An $\mathbb{R}$-valued discrete-time stochastic process $\{X_n\}_{n \in \mathbb{Z}}$ is said to be strictly stationary if for all choices of times $t_1, \ldots , t_n \in \mathbb{Z}$ and lags $h \in \mathbb{Z}$ the following holds $$(X_{t_1}, \ldots , X_{t_n}) \stackrel{D}{=} (X_{t_1+h}, \ldots , X_{t_n+h})$$
In particular, no moment assumptions are imposed and all the processes are indexed over the integers. Now, consider the equation $$X_n = X_{n-1} + \epsilon_n \qquad (\star )$$ where $\epsilon_n$ is a strictly stationary white noise (i.e. an iid sequence). I am interested in showing that the only solution to this equation is $X_n = \epsilon_n = 0$. Here, a solution means expressing each $X_n$ as a function of $\{\epsilon_n\}_{n\in \mathbb{Z}}$.
The case where we assume that $X_n$ and $\epsilon_n$ are also weakly stationary (i.e. constant mean and variance, with covariance only depending on the lag, $\mathrm{Cov}(X_t, X_s) = \gamma (|t-s|) = \gamma (h)$) is a trivial consequence of the Cauchy-Schwartz inequality, but of course this relies on the existence of a second moment for each of the processes.

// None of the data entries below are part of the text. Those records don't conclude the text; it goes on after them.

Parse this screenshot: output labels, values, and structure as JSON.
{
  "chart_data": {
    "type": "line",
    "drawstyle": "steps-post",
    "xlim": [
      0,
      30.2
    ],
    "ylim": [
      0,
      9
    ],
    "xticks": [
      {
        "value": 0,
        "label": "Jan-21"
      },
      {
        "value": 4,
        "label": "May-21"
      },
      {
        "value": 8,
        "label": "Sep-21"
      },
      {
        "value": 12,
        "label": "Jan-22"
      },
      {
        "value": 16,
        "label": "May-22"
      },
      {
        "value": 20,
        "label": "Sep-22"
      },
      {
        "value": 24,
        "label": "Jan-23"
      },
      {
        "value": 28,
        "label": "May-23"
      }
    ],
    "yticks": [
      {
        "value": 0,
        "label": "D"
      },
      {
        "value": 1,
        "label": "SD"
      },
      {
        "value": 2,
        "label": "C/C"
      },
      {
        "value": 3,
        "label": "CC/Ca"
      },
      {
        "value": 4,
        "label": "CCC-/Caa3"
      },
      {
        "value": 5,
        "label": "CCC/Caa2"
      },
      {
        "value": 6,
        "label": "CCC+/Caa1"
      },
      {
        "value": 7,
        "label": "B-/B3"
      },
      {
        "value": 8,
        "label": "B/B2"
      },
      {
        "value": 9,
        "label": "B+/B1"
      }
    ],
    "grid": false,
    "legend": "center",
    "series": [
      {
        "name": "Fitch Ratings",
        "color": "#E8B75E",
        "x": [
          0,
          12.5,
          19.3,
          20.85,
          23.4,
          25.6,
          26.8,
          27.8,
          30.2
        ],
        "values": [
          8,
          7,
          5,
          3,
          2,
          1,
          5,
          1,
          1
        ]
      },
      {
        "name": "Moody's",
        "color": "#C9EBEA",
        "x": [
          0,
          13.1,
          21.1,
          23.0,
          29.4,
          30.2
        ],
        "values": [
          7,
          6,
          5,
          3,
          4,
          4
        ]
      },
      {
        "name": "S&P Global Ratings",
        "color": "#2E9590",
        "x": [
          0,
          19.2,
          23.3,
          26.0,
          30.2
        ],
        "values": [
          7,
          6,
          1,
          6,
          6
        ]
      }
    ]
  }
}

It is also tempting to assume that solutions of $(\star )$ must be causal or non-anticipative, and thus argue by assuming the independence of $X_{n-1}$ and $\epsilon_n$. Arguing like that would be incorrect once one observes that a stationary solution to the equation $X_n = \phi X_{n-1} + \epsilon_n$ for $|\phi| > 1$ is given by $X_n = - \sum_{j=1}^\infty \phi^{-j} \epsilon_{n+j}$, where we note that $X_n$ is future-dependent. The situation is even worse when one discovers there are stochastic equations whose solutions are of the form $X_t = \sum_{j=-\infty}^\infty \psi_j \epsilon_{t-j}$, or another (not-necessarily linear) function depending on the entire history of $(\epsilon_n)_{n \in \mathbb{Z}}$. Indeed, the only restriction to the solution space is that $X_t$ be the measurable image of the entire history of the innovation sequence.

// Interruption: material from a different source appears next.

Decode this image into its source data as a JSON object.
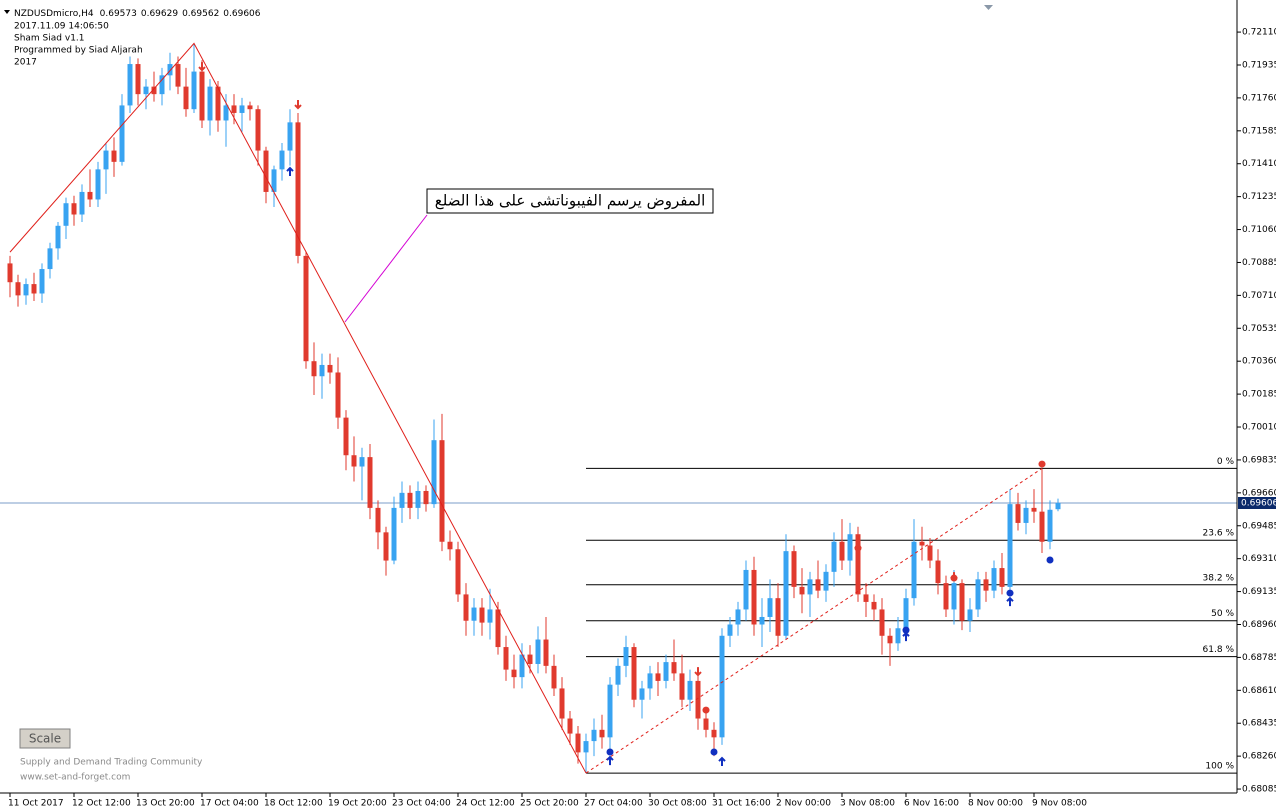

An analytically-flavoured approach to this problem is by generalising it to stochastic processes which take values on a locally compact topological group $G$ and the addition in $(\star )$ is treated as the group operation. In this setting, one observes that the problem is solved by considering the idempotent measures, which coincide with the Haar measures on the compact subgroups of $G$. For instance, the equation is trivially satisfied in the circle group (viewed as a subgroup of $\mathbb{C}^*$) where the $\epsilon_n$ are uniformly distributed on the unit circle. But again, this forces us to consider solutions where $X_{n-1}$ and $\epsilon_n$ are independent.